According to Jason M. Fletcher, an associate professor of public health at Yale University:
"Diabetes has a marked effect on schooling and earnings early in life, yet these are relatively unexamined implications of this disease".
Fletcher and coauthor Michael R. Richards used data from the National Longitudinal Study of Adolescent Health as a means of analyzing the effects of diabetes among teenagers as they approach adulthood. The survey observed over 15,000 teenagers and provided distinctive insight into the economic effects the disease can have on them, as they get older.
They found that the disparity in the high school dropout rate for diabetics compared to non-diabetics - over 6 percentage points higher - is greater than the male-female and black-white differences, and is comparable to the attention deficit hyperactivity disorder dropout rate. Interestingly, teenage diabetics with parents who also suffer from the disease, were found to be 4-6% less likely to attend college.
The societal and economic implications continue as diabetics age; in their thirties they are 10% less likely to be employed, and can expect to earn $6,000 less per year - approximately $160,000 over their lifetime. This could be largely to do with the reduced education received.
Various explanations have been offered on why some of these consequences occur. Fletcher and Richards note that diabetes could alter a persons desire to enter the workforce, given their health-related condition, and that employers could be less partial to hire a diabetic with concerns of productivity in mind. A reason why diabetics might decide to stay in lower paying jobs could be fear of losing their health insurance, being classed as "job-locked" to ensure their medical needs are met.
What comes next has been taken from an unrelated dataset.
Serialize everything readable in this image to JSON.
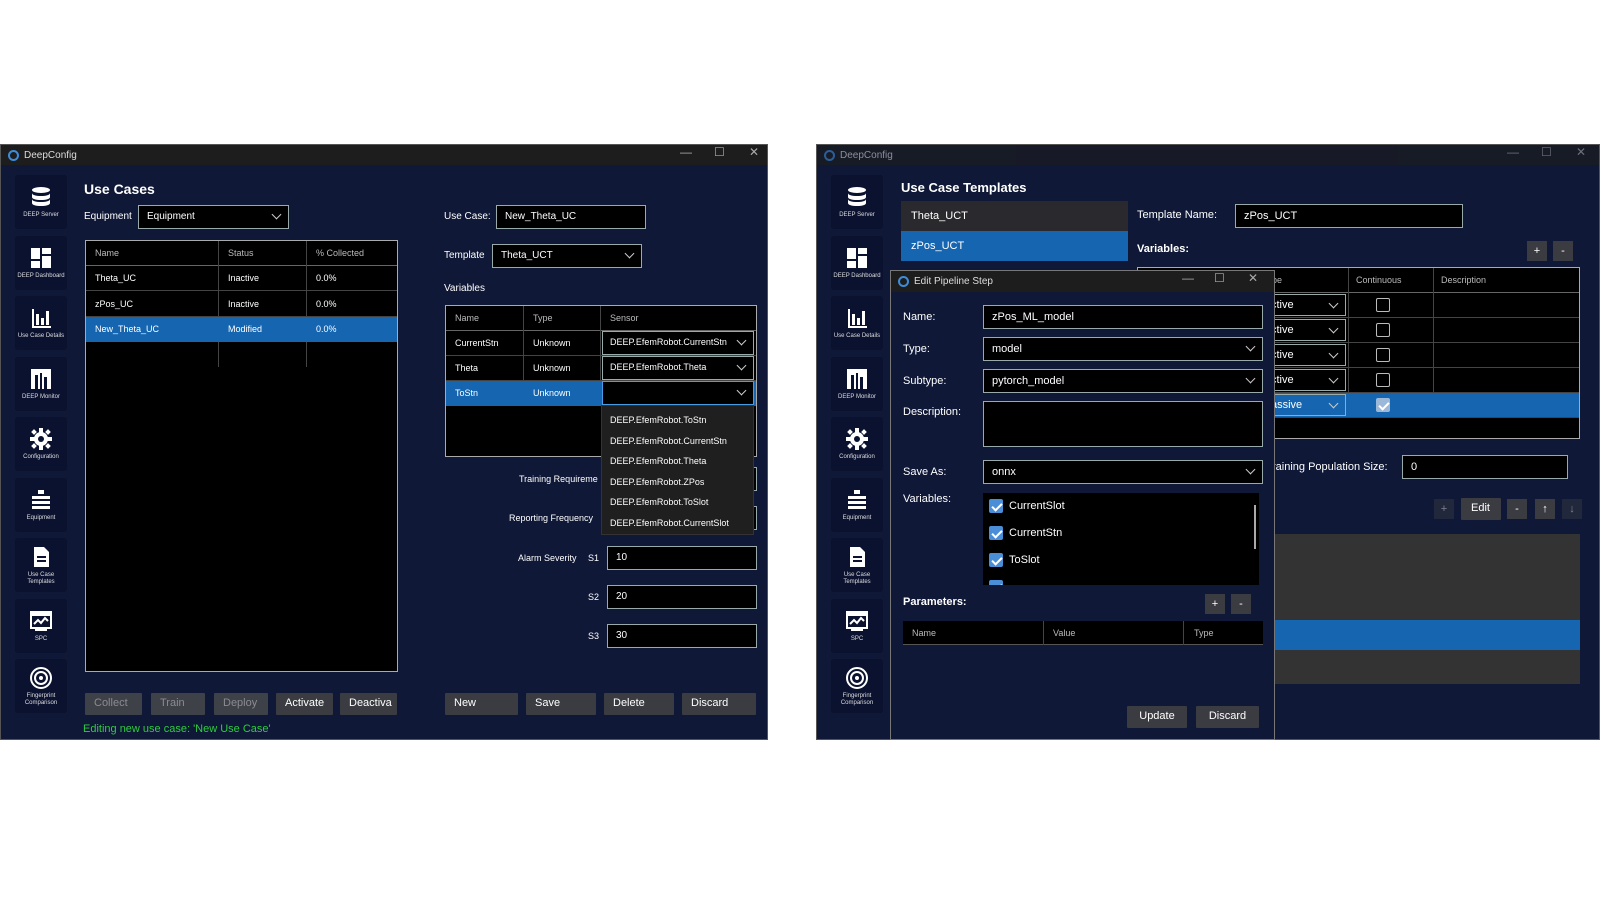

As a disease that affects 25 million people in the US alone - costing $200 billion a year - diabetes is rampantly becoming one of the nation's toughest diseases to battle. The effects that diabetes has on teenage students and their employment prospects could end up costing society over $10 billion during their lifetime.
The authors stressed the importance of policy makers focusing on diabetes prevention for young children and the support of in-school diabetes screening. By screening at school, the number of undiagnosed diabetic children would be reduced significantly, as well as the mitigation of the consequences it can have in their later life. Research should be made on children with diabetic parents to have a better idea on how to reduce potential educational effects on them, as the authors noted "Given the unyielding rise of diabetes and obesity among the population as a whole, the potential of diabetes to strike in one generation and then have negatives effects on the next is a cause for alarm,".